Analysis of hydrodynamic ram and cavity evolution characteristics during high-velocity penetration of Zr55Cu30Al10Ni5 fragments into water-filled containers

Abstract

Reactive material fragments are extensively employed in military fields due to the dual destructive properties of kinetic energy penetration and combustion/explosion upon impact with fuel tanks. In this study, we explored the phenomenon known as Hydrodynamic Ram (HRAM), which occurs when a high-speed projectile or debris impacts a liquid-filled container, resulting in extremely high pressure potentially causing catastrophic damage.

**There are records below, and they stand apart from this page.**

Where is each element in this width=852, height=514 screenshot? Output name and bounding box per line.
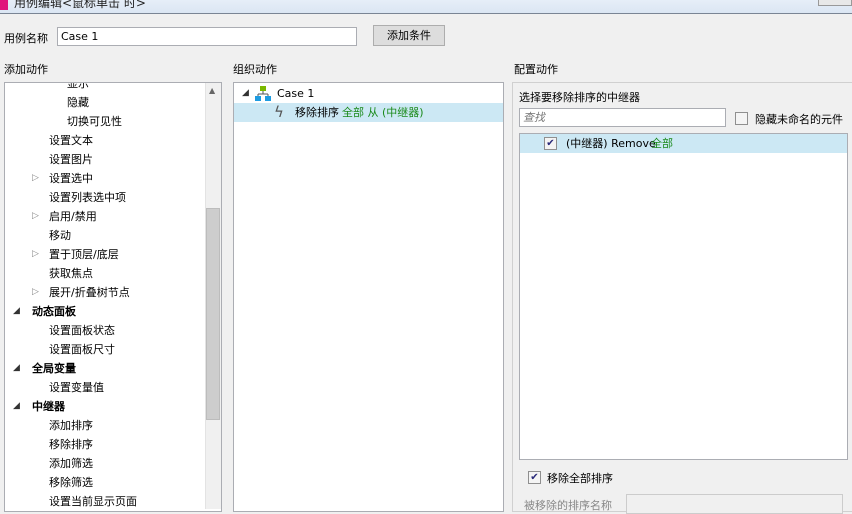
- tree-item-label: 设置变量值: [49, 381, 104, 394]
- add-actions-tree: 显示隐藏切换可见性设置文本设置图片 ▷ 设置选中设置列表选中项 ▷ 启用/禁用移动 ▷ 置于…: [4, 82, 222, 512]
- tree-item-label: 中继器: [32, 400, 65, 413]
- tree-item[interactable]: 隐藏: [5, 93, 205, 112]
- scrollbar-thumb[interactable]: [206, 208, 220, 420]
- expand-icon[interactable]: ▷: [32, 245, 39, 264]
- tree-item-label: 获取焦点: [49, 267, 93, 280]
- tree-item[interactable]: 设置变量值: [5, 378, 205, 397]
- remove-all-label: 移除全部排序: [547, 472, 613, 485]
- repeater-list: ✔ (中继器) Remove 全部: [519, 133, 848, 460]
- case-name-input[interactable]: [57, 27, 357, 46]
- tree-item[interactable]: ▷ 置于顶层/底层: [5, 245, 205, 264]
- case-name-label: 用例名称: [4, 32, 48, 45]
- hide-unnamed-label: 隐藏未命名的元件: [755, 113, 843, 126]
- expand-icon[interactable]: ▷: [32, 283, 39, 302]
- window-title: 用例编辑<鼠标单击 时>: [14, 0, 146, 10]
- tree-item[interactable]: 设置面板尺寸: [5, 340, 205, 359]
- tree-item[interactable]: ▷ 设置选中: [5, 169, 205, 188]
- action-detail: 全部 从 (中继器): [342, 106, 424, 119]
- tree-item-label: 设置面板状态: [49, 324, 115, 337]
- tree-item-label: 移除排序: [49, 438, 93, 451]
- sort-name-label: 被移除的排序名称: [524, 499, 612, 512]
- title-bar: 用例编辑<鼠标单击 时>: [0, 0, 852, 14]
- tree-item-label: 移动: [49, 229, 71, 242]
- sort-name-input[interactable]: [626, 494, 843, 514]
- tree-item[interactable]: 显示: [5, 82, 205, 93]
- collapse-icon[interactable]: ◢: [13, 302, 20, 321]
- case-item[interactable]: Case 1: [277, 84, 314, 103]
- tree-item[interactable]: ◢ 动态面板: [5, 302, 205, 321]
- configure-actions-heading: 配置动作: [514, 63, 558, 76]
- collapse-icon[interactable]: ◢: [13, 359, 20, 378]
- scroll-up-icon[interactable]: ▲: [209, 86, 215, 95]
- configure-subheading: 选择要移除排序的中继器: [519, 91, 640, 104]
- repeater-list-item[interactable]: ✔ (中继器) Remove 全部: [520, 134, 847, 153]
- remove-all-checkbox[interactable]: ✔: [528, 471, 541, 484]
- tree-item[interactable]: 切换可见性: [5, 112, 205, 131]
- tree-item[interactable]: 获取焦点: [5, 264, 205, 283]
- close-button[interactable]: [818, 0, 852, 6]
- tree-item[interactable]: ▷ 展开/折叠树节点: [5, 283, 205, 302]
- tree-item-label: 设置面板尺寸: [49, 343, 115, 356]
- tree-item-label: 设置文本: [49, 134, 93, 147]
- add-condition-button[interactable]: 添加条件: [373, 25, 445, 46]
- tree-item-label: 添加排序: [49, 419, 93, 432]
- tree-item-label: 设置列表选中项: [49, 191, 126, 204]
- tree-item[interactable]: 设置图片: [5, 150, 205, 169]
- repeater-label: (中继器) Remove: [566, 137, 656, 150]
- tree-item-label: 移除筛选: [49, 476, 93, 489]
- action-name: 移除排序: [295, 106, 339, 119]
- expand-icon[interactable]: ▷: [32, 207, 39, 226]
- tree-item[interactable]: 设置面板状态: [5, 321, 205, 340]
- tree-item-label: 展开/折叠树节点: [49, 286, 130, 299]
- tree-item-label: 动态面板: [32, 305, 76, 318]
- tree-item[interactable]: ◢ 中继器: [5, 397, 205, 416]
- search-input[interactable]: [519, 108, 726, 127]
- organize-actions-tree: ◢ Case 1 ϟ 移除排序 全部 从 (中继器): [233, 82, 504, 512]
- expand-icon[interactable]: ▷: [32, 169, 39, 188]
- tree-item[interactable]: ◢ 全局变量: [5, 359, 205, 378]
- tree-item[interactable]: 设置当前显示页面: [5, 492, 205, 511]
- tree-item-label: 置于顶层/底层: [49, 248, 119, 261]
- organize-actions-heading: 组织动作: [233, 63, 277, 76]
- action-item[interactable]: ϟ 移除排序 全部 从 (中继器): [234, 103, 503, 122]
- case-tree-icon: [255, 86, 271, 101]
- tree-item-label: 切换可见性: [67, 115, 122, 128]
- add-actions-heading: 添加动作: [4, 63, 48, 76]
- tree-item[interactable]: 设置文本: [5, 131, 205, 150]
- tree-item[interactable]: 设置列表选中项: [5, 188, 205, 207]
- tree-item[interactable]: 移除筛选: [5, 473, 205, 492]
- tree-item[interactable]: 移除排序: [5, 435, 205, 454]
- repeater-tag: 全部: [651, 137, 673, 150]
- collapse-icon[interactable]: ◢: [13, 397, 20, 416]
- expand-icon[interactable]: ◢: [242, 88, 249, 98]
- tree-item-label: 显示: [67, 82, 89, 90]
- tree-item-label: 启用/禁用: [49, 210, 97, 223]
- app-icon: [0, 0, 8, 10]
- tree-item[interactable]: 添加排序: [5, 416, 205, 435]
- tree-item-label: 设置当前显示页面: [49, 495, 137, 508]
- tree-item-label: 添加筛选: [49, 457, 93, 470]
- tree-item-label: 设置图片: [49, 153, 93, 166]
- repeater-checkbox[interactable]: ✔: [544, 137, 557, 150]
- configure-panel: 选择要移除排序的中继器 隐藏未命名的元件 ✔ (中继器) Remove 全部 ✔…: [512, 82, 852, 514]
- tree-item-label: 隐藏: [67, 96, 89, 109]
- tree-item-label: 设置选中: [49, 172, 93, 185]
- lightning-icon: ϟ: [274, 103, 284, 121]
- tree-item-label: 全局变量: [32, 362, 76, 375]
- tree-item[interactable]: 添加筛选: [5, 454, 205, 473]
- tree-item[interactable]: ▷ 启用/禁用: [5, 207, 205, 226]
- hide-unnamed-checkbox[interactable]: [735, 112, 748, 125]
- tree-item[interactable]: 移动: [5, 226, 205, 245]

Experimental investigations were conducted at various velocities to study the unique phenomenon of the HRAM effect of Zr55Cu30Al10Ni5 bulk metallic glass due to fragmentation. An energy conservation model was established to analyze the process of Zr55Cu30Al10Ni5 fragments penetrating a liquid-filled container, and a velocity decay theory for the debris cloud moving in the liquid was developed. Moreover, considering the confinement effect induced by the limited size of the container and variations in initial conditions during the HRAM process, a two-stage cavity radius model was proposed to describe the evolution of the cavity generated by the impact of Zr55Cu30Al10Ni5 fragments. The analytical results from the two-stage cavity radius model closely aligned with experimental observations regarding the time and magnitude of cavity evolution. As the velocity increased, the cavity radius also enlarged. However, the final time variation was not significant.